I'm really new to running web servers and PHP, and instead of buying a host I decided to setup my spare PC as just a testing environment where I can try out PHP which only I can access, and basically I think either my PHP is wrong or my server settings are wrong; when I view my site on my server I get: [img]http://puu.sh/5qN4[/img] Yet when I put it on a free host to check if it's my PHP or my server I get this: [img]http://puu.sh/5qNh[/img] I'm running a default install of WAMP Server 2.1, do I need to change some PHP settings or something?

[QUOTE=Adzter;32212059]I'm really new to running web servers and PHP, and instead of buying a host I decided to setup my spare PC as just a testing environment where I can try out PHP which only I can access, and basically I think either my PHP is wrong or my server settings are wrong; when I view my site on my server I get: [img]http://puu.sh/5qN4[/img] Yet when I put it on a free host to check if it's my PHP or my server I get this: [img]http://puu.sh/5qNh[/img] I'm running a default install of WAMP Server 2.1, do I need to change some PHP settings or something?[/QUOTE]Just a tip, change that second else { if() { to [php] elseif (isset($userid)) { [/php]

[QUOTE=Octave;32212278]Just a tip, change that second else { if() { to [php] elseif (isset($userid)) { [/php][/QUOTE] Changed it, thanks, but any idea what's up with it displaying differently

Well it seems like your server isn't parsing the php at all.
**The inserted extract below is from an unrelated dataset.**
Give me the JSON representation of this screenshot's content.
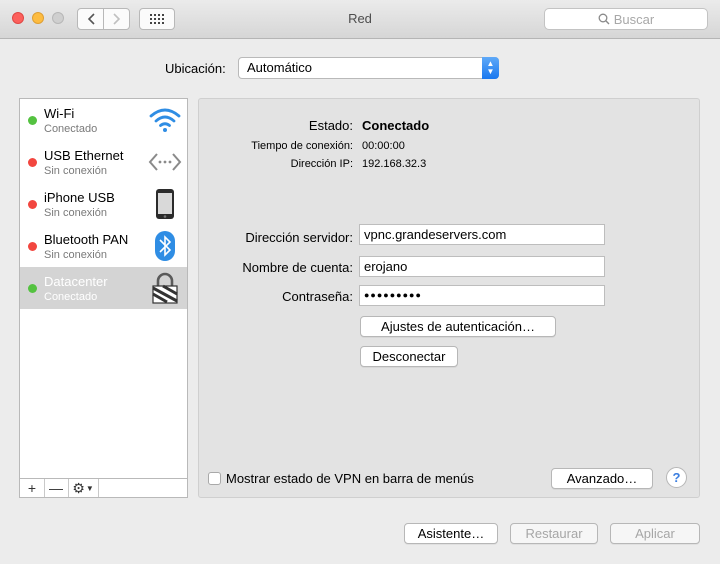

Do you have php installed correctly?

[QUOTE=Octave;32212379]Well it seems like your server isn't parsing the php at all. Do you have php installed correctly?[/QUOTE] It's just a default install so unless I have to change some settings then yeah it should be installed correct, is there any way to run a test? a debug page or such?
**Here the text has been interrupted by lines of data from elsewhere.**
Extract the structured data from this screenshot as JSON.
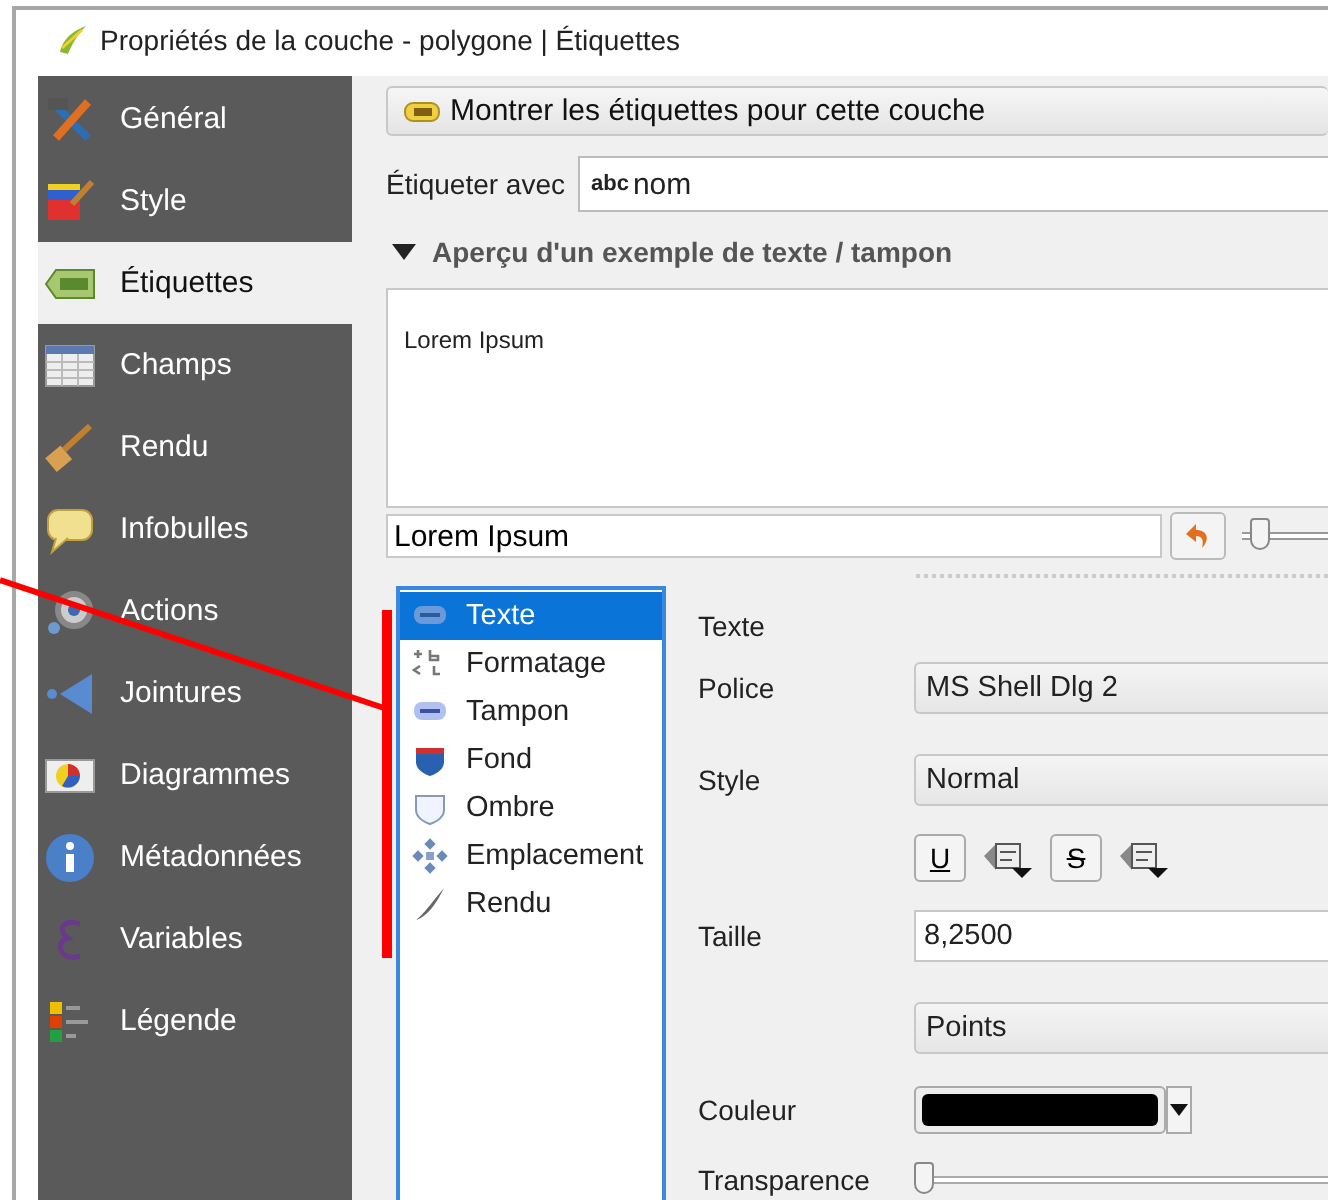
{
  "window": {
    "title": "Propriétés de la couche - polygone | Étiquettes"
  },
  "sidebar": {
    "items": [
      {
        "label": "Général",
        "selected": false
      },
      {
        "label": "Style",
        "selected": false
      },
      {
        "label": "Étiquettes",
        "selected": true
      },
      {
        "label": "Champs",
        "selected": false
      },
      {
        "label": "Rendu",
        "selected": false
      },
      {
        "label": "Infobulles",
        "selected": false
      },
      {
        "label": "Actions",
        "selected": false
      },
      {
        "label": "Jointures",
        "selected": false
      },
      {
        "label": "Diagrammes",
        "selected": false
      },
      {
        "label": "Métadonnées",
        "selected": false
      },
      {
        "label": "Variables",
        "selected": false
      },
      {
        "label": "Légende",
        "selected": false
      }
    ]
  },
  "show_labels_button": {
    "label": "Montrer les étiquettes pour cette couche"
  },
  "label_with": {
    "label": "Étiqueter avec",
    "tag": "abc",
    "value": "nom"
  },
  "preview": {
    "title": "Aperçu d'un exemple de texte / tampon",
    "expanded": true,
    "sample": "Lorem Ipsum",
    "input": "Lorem Ipsum",
    "slider": {
      "level": 0.1
    }
  },
  "sub_tabs": [
    {
      "label": "Texte",
      "selected": true
    },
    {
      "label": "Formatage",
      "selected": false
    },
    {
      "label": "Tampon",
      "selected": false
    },
    {
      "label": "Fond",
      "selected": false
    },
    {
      "label": "Ombre",
      "selected": false
    },
    {
      "label": "Emplacement",
      "selected": false
    },
    {
      "label": "Rendu",
      "selected": false
    }
  ],
  "text_section": {
    "title": "Texte",
    "rows": [
      {
        "kind": "select",
        "label": "Police",
        "value": "MS Shell Dlg 2"
      },
      {
        "kind": "select",
        "label": "Style",
        "value": "Normal"
      },
      {
        "kind": "buttons",
        "buttons": [
          "U",
          "S"
        ]
      },
      {
        "kind": "input",
        "label": "Taille",
        "value": "8,2500"
      },
      {
        "kind": "select",
        "value": "Points"
      },
      {
        "kind": "color",
        "label": "Couleur",
        "color": "#000000"
      },
      {
        "kind": "slider",
        "label": "Transparence",
        "level": 0
      }
    ]
  }
}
[QUOTE=Adzter;32212464]It's just a default install so unless I have to change some settings then yeah it should be installed correct, is there any way to run a test? a debug page or such?[/QUOTE] If you are having issues try using WAMP or Server2Go as it sounds like all you are trying to run is php by its self.

[QUOTE=hacksore;32212512]If you are having issues try using WAMP or Server2Go as it sounds like all you are trying to run is php by its self.[/QUOTE] [QUOTE=Adzter;32212059] I'm running a default install of WAMP Server 2.1[/QUOTE]

I've got apache, PHP and mysql all running if that helps

[QUOTE=Fizzadar;32206570]Not really (as Jelly said, excess cookie sending). Store the users IP in the session, match that against the IP, limits session stealing to computers running on the same external IP.[/QUOTE] User agent is fun too.